27 283
Voorstel van het Presidium tot wijziging van het Reglement van Orde

nr. 2
VERSLAG

Vastgesteld 26 september 2000

Het Presidium heeft naar aanleiding van dit voorstel één opmerking ontvangen. Uit de fracties van RPF en GPV werd gevraagd of er geen onderscheid gemaakt moet worden tussen moties die door de indiener(s) worden aangehouden zonder dat hierom door de Regering is gevraagd enerzijds en moties die worden aangehouden op verzoek van de Regering anderzijds. Dit laatste kan bijvoorbeeld gebeuren met de toezegging van een brief of notitie op korte termijn. Wat gebeurt er bij vertraging langer dan twee maanden bij de nakoming van die toezegging?
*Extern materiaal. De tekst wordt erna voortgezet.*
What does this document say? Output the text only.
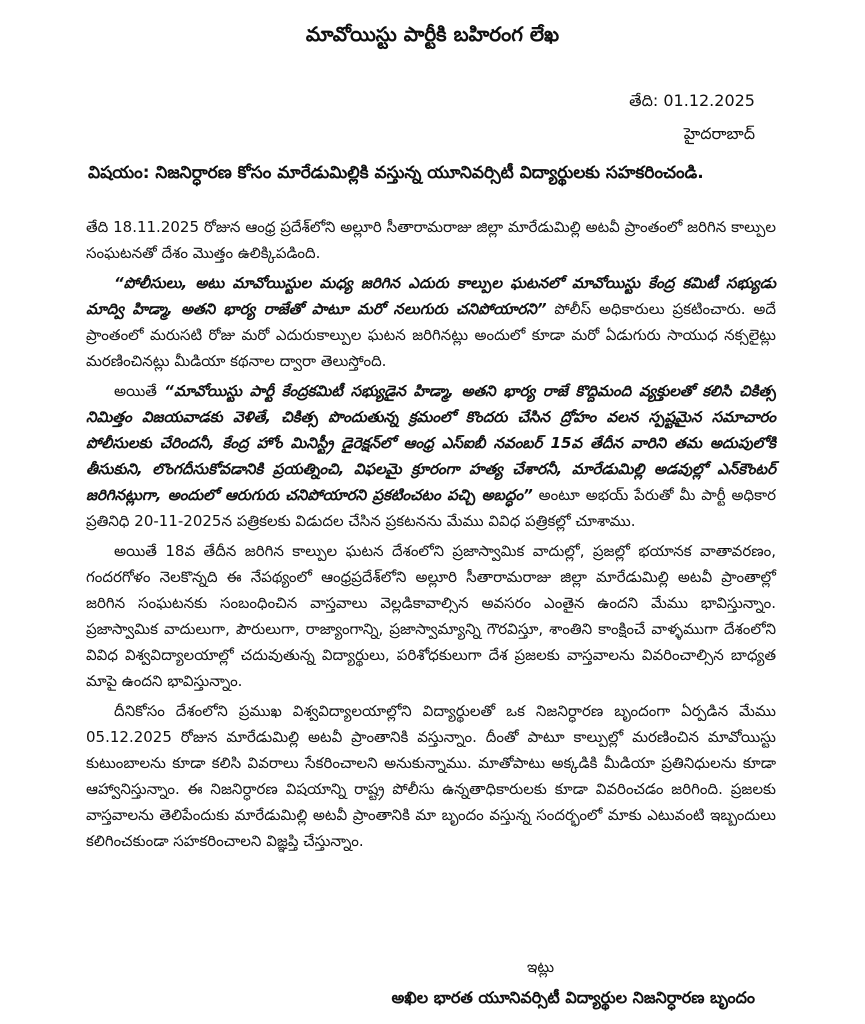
మావోయిస్టు పార్టీకి బహిరంగ లేఖ
తేది: 01.12.2025
హైదరాబాద్
విషయం: నిజనిర్ధారణ కోసం మారేడుమిల్లికి వస్తున్న యూనివర్సిటీ విద్యార్థులకు సహకరించండి.

తేది 18.11.2025 రోజున ఆంధ్ర ప్రదేశ్‌లోని అల్లూరి సీతారామరాజు జిల్లా మారేడుమిల్లి అటవీ ప్రాంతంలో జరిగిన కాల్పుల సంఘటనతో దేశం మొత్తం ఉలిక్కిపడింది.

“పోలీసులు, అటు మావోయిస్టుల మధ్య జరిగిన ఎదురు కాల్పుల ఘటనలో మావోయిస్టు కేంద్ర కమిటీ సభ్యుడు మాద్వి హిడ్మా, అతని భార్య రాజేతో పాటూ మరో నలుగురు చనిపోయారని” పోలీస్ అధికారులు ప్రకటించారు. అదే ప్రాంతంలో మరుసటి రోజు మరో ఎదురుకాల్పుల ఘటన జరిగినట్లు అందులో కూడా మరో ఏడుగురు సాయుధ నక్సలైట్లు మరణించినట్లు మీడియా కథనాల ద్వారా తెలుస్తోంది.

అయితే “మావోయిస్టు పార్టీ కేంద్రకమిటీ సభ్యుడైన హిడ్మా, అతని భార్య రాజే కొద్దిమంది వ్యక్తులతో కలిసి చికిత్స నిమిత్తం విజయవాడకు వెళితే, చికిత్స పొందుతున్న క్రమంలో కొందరు చేసిన ద్రోహం వలన స్పష్టమైన సమాచారం పోలీసులకు చేరిందనీ, కేంద్ర హోం మినిస్ట్రీ డైరెక్షన్‌లో ఆంధ్ర ఎస్ఐబీ నవంబర్ 15వ తేదీన వారిని తమ అదుపులోకి తీసుకుని, లొంగదీసుకోవడానికి ప్రయత్నించి, విఫలమై క్రూరంగా హత్య చేశారనీ, మారేడుమిల్లి అడవుల్లో ఎన్‌కౌంటర్ జరిగినట్లుగా, అందులో ఆరుగురు చనిపోయారని ప్రకటించటం పచ్చి అబద్ధం” అంటూ అభయ్ పేరుతో మీ పార్టీ అధికార ప్రతినిధి 20-11-2025న పత్రికలకు విడుదల చేసిన ప్రకటనను మేము వివిధ పత్రికల్లో చూశాము.

అయితే 18వ తేదీన జరిగిన కాల్పుల ఘటన దేశంలోని ప్రజాస్వామిక వాదుల్లో, ప్రజల్లో భయానక వాతావరణం, గందరగోళం నెలకొన్నది ఈ నేపథ్యంలో ఆంధ్రప్రదేశ్‌లోని అల్లూరి సీతారామరాజు జిల్లా మారేడుమిల్లి అటవీ ప్రాంతాల్లో జరిగిన సంఘటనకు సంబంధించిన వాస్తవాలు వెల్లడికావాల్సిన అవసరం ఎంతైన ఉందని మేము భావిస్తున్నాం. ప్రజాస్వామిక వాదులుగా, పౌరులుగా, రాజ్యాంగాన్ని, ప్రజాస్వామ్యాన్ని గౌరవిస్తూ, శాంతిని కాంక్షించే వాళ్ళముగా దేశంలోని వివిధ విశ్వవిద్యాలయాల్లో చదువుతున్న విద్యార్థులు, పరిశోధకులుగా దేశ ప్రజలకు వాస్తవాలను వివరించాల్సిన బాధ్యత మాపై ఉందని భావిస్తున్నాం.

దీనికోసం దేశంలోని ప్రముఖ విశ్వవిద్యాలయాల్లోని విద్యార్థులతో ఒక నిజనిర్ధారణ బృందంగా ఏర్పడిన మేము 05.12.2025 రోజున మారేడుమిల్లి అటవీ ప్రాంతానికి వస్తున్నాం. దీంతో పాటూ కాల్పుల్లో మరణించిన మావోయిస్టు కుటుంబాలను కూడా కలిసి వివరాలు సేకరించాలని అనుకున్నాము. మాతోపాటు అక్కడికి మీడియా ప్రతినిధులను కూడా ఆహ్వానిస్తున్నాం. ఈ నిజనిర్ధారణ విషయాన్ని రాష్ట్ర పోలీసు ఉన్నతాధికారులకు కూడా వివరించడం జరిగింది. ప్రజలకు వాస్తవాలను తెలిపేందుకు మారేడుమిల్లి అటవీ ప్రాంతానికి మా బృందం వస్తున్న సందర్భంలో మాకు ఎటువంటి ఇబ్బందులు కలిగించకుండా సహకరించాలని విజ్ఞప్తి చేస్తున్నాం.

ఇట్లు
అఖిల భారత యూనివర్సిటీ విద్యార్థుల నిజనిర్ధారణ బృందం
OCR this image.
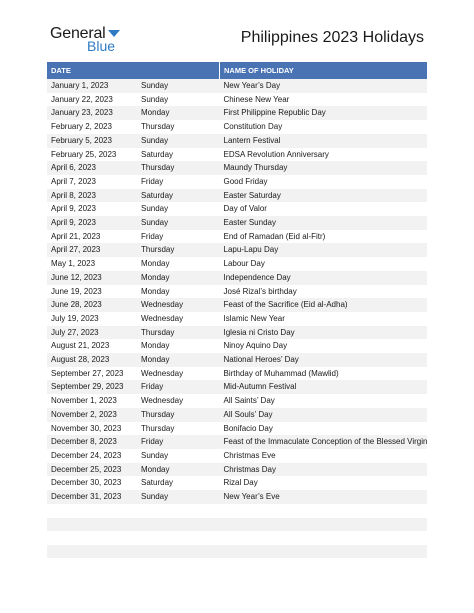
General
Blue	Philippines 2023 Holidays
DATE		NAME OF HOLIDAY
January 1, 2023	Sunday	New Year’s Day
January 22, 2023	Sunday	Chinese New Year
January 23, 2023	Monday	First Philippine Republic Day
February 2, 2023	Thursday	Constitution Day
February 5, 2023	Sunday	Lantern Festival
February 25, 2023	Saturday	EDSA Revolution Anniversary
April 6, 2023	Thursday	Maundy Thursday
April 7, 2023	Friday	Good Friday
April 8, 2023	Saturday	Easter Saturday
April 9, 2023	Sunday	Day of Valor
April 9, 2023	Sunday	Easter Sunday
April 21, 2023	Friday	End of Ramadan (Eid al-Fitr)
April 27, 2023	Thursday	Lapu-Lapu Day
May 1, 2023	Monday	Labour Day
June 12, 2023	Monday	Independence Day
June 19, 2023	Monday	José Rizal’s birthday
June 28, 2023	Wednesday	Feast of the Sacrifice (Eid al-Adha)
July 19, 2023	Wednesday	Islamic New Year
July 27, 2023	Thursday	Iglesia ni Cristo Day
August 21, 2023	Monday	Ninoy Aquino Day
August 28, 2023	Monday	National Heroes’ Day
September 27, 2023	Wednesday	Birthday of Muhammad (Mawlid)
September 29, 2023	Friday	Mid-Autumn Festival
November 1, 2023	Wednesday	All Saints’ Day
November 2, 2023	Thursday	All Souls’ Day
November 30, 2023	Thursday	Bonifacio Day
December 8, 2023	Friday	Feast of the Immaculate Conception of the Blessed Virgin
December 24, 2023	Sunday	Christmas Eve
December 25, 2023	Monday	Christmas Day
December 30, 2023	Saturday	Rizal Day
December 31, 2023	Sunday	New Year’s Eve
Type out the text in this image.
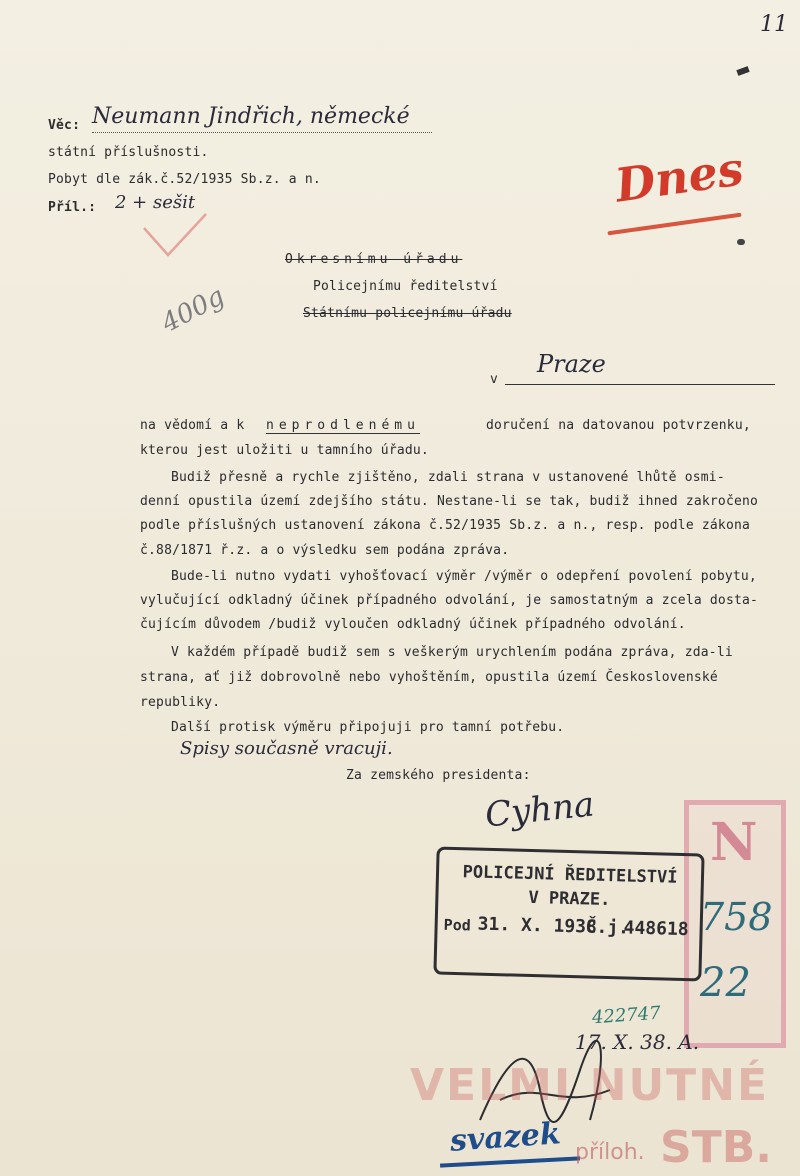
11
Věc: Neumann Jindřich, německé
státní příslušnosti.
Pobyt dle zák.č.52/1935 Sb.z. a n.
Příl.: 2 + sešit	Dnes
400g
Okresnímu úřadu
Policejnímu ředitelství
Státnímu policejnímu úřadu
v
Praze
na vědomí a k neprodlenému	doručení na datovanou potvrzenku,
kterou jest uložiti u tamního úřadu.
Budiž přesně a rychle zjištěno, zdali strana v ustanovené lhůtě osmi-
denní opustila území zdejšího státu. Nestane-li se tak, budiž ihned zakročeno
podle příslušných ustanovení zákona č.52/1935 Sb.z. a n., resp. podle zákona
č.88/1871 ř.z. a o výsledku sem podána zpráva.
Bude-li nutno vydati vyhošťovací výměr /výměr o odepření povolení pobytu,
vylučující odkladný účinek případného odvolání, je samostatným a zcela dosta-
čujícím důvodem /budiž vyloučen odkladný účinek případného odvolání.
V každém případě budiž sem s veškerým urychlením podána zpráva, zda-li
strana, ať již dobrovolně nebo vyhoštěním, opustila území Československé
republiky.
Další protisk výměru připojuji pro tamní potřebu.
Spisy současně vracuji.
Za zemského presidenta:
Cyhna
N
758
22
POLICEJNÍ ŘEDITELSTVÍ
V PRAZE.
Pod 31. X. 1938
Č.j.
448618
422747
17. X. 38. A.
VELMI NUTNÉ
STB.
svazek příloh.
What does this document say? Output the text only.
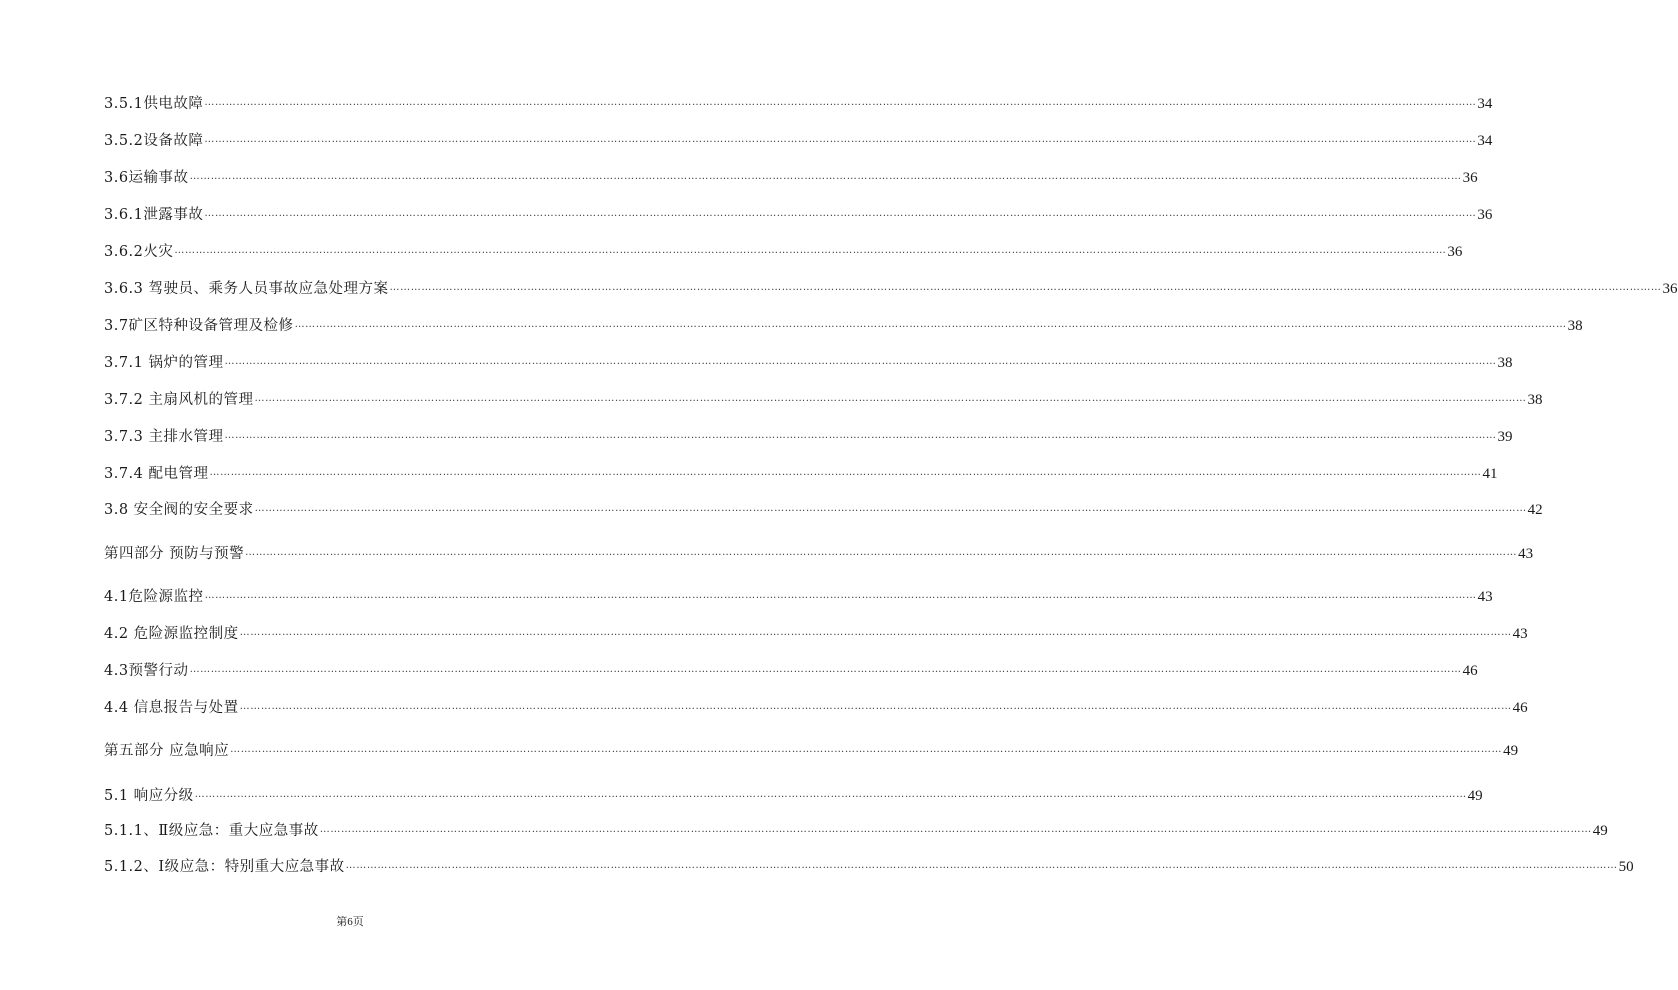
3.5.1供电故障 ……………………………………………………………………………………………………………………………………………………………………………………………………………………………………………………………………………………………………………………………… 34
3.5.2设备故障 ……………………………………………………………………………………………………………………………………………………………………………………………………………………………………………………………………………………………………………………………… 34
3.6运输事故 ……………………………………………………………………………………………………………………………………………………………………………………………………………………………………………………………………………………………………………………………… 36
3.6.1泄露事故 ……………………………………………………………………………………………………………………………………………………………………………………………………………………………………………………………………………………………………………………………… 36
3.6.2火灾 ……………………………………………………………………………………………………………………………………………………………………………………………………………………………………………………………………………………………………………………………… 36
3.6.3 驾驶员、乘务人员事故应急处理方案 ……………………………………………………………………………………………………………………………………………………………………………………………………………………………………………………………………………………………………………………………… 36
3.7矿区特种设备管理及检修 ……………………………………………………………………………………………………………………………………………………………………………………………………………………………………………………………………………………………………………………………… 38
3.7.1 锅炉的管理 ……………………………………………………………………………………………………………………………………………………………………………………………………………………………………………………………………………………………………………………………… 38
3.7.2 主扇风机的管理 ……………………………………………………………………………………………………………………………………………………………………………………………………………………………………………………………………………………………………………………………… 38
3.7.3 主排水管理 ……………………………………………………………………………………………………………………………………………………………………………………………………………………………………………………………………………………………………………………………… 39
3.7.4 配电管理 ……………………………………………………………………………………………………………………………………………………………………………………………………………………………………………………………………………………………………………………………… 41
3.8 安全阀的安全要求 ……………………………………………………………………………………………………………………………………………………………………………………………………………………………………………………………………………………………………………………………… 42
第四部分 预防与预警 ……………………………………………………………………………………………………………………………………………………………………………………………………………………………………………………………………………………………………………………………… 43
4.1危险源监控 ……………………………………………………………………………………………………………………………………………………………………………………………………………………………………………………………………………………………………………………………… 43
4.2 危险源监控制度 ……………………………………………………………………………………………………………………………………………………………………………………………………………………………………………………………………………………………………………………………… 43
4.3预警行动 ……………………………………………………………………………………………………………………………………………………………………………………………………………………………………………………………………………………………………………………………… 46
4.4 信息报告与处置 ……………………………………………………………………………………………………………………………………………………………………………………………………………………………………………………………………………………………………………………………… 46
第五部分 应急响应 ……………………………………………………………………………………………………………………………………………………………………………………………………………………………………………………………………………………………………………………………… 49
5.1 响应分级 ……………………………………………………………………………………………………………………………………………………………………………………………………………………………………………………………………………………………………………………………… 49
5.1.1、Ⅱ级应急：重大应急事故 ……………………………………………………………………………………………………………………………………………………………………………………………………………………………………………………………………………………………………………………………… 49
5.1.2、Ⅰ级应急：特别重大应急事故 ……………………………………………………………………………………………………………………………………………………………………………………………………………………………………………………………………………………………………………………………… 50
第6页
Het Presidium antwoordt dat de slotzin van de voorgestelde nieuwe bepaling deze situatie voldoende dekt. De Kamer kan op elk moment, zelfs op het moment dat de Regering haar toezegging doet, besluiten dat een motie niet na twee maanden vervalt. Uiteraard zal iemand het voorstel tot zo'n besluit moeten doen. Het ligt voor de hand dat dit de indiener is. Een alternatief voor de indiener is het verzoek aan de Regering om in ieder geval, als de toezegging onbedoeld niet binnen twee maanden wordt nagekomen, dan toch voor het einde van die termijn een brief aan de Kamer te zenden. Wanneer dit alternatief wordt aangegrepen, heeft de nieuwe bepaling het gunstige bijeffect dat ook de Regering op termijn wordt gesteld.

Het Presidium acht met dit verslag de openbare behandeling van het voorstel voldoende voorbereid.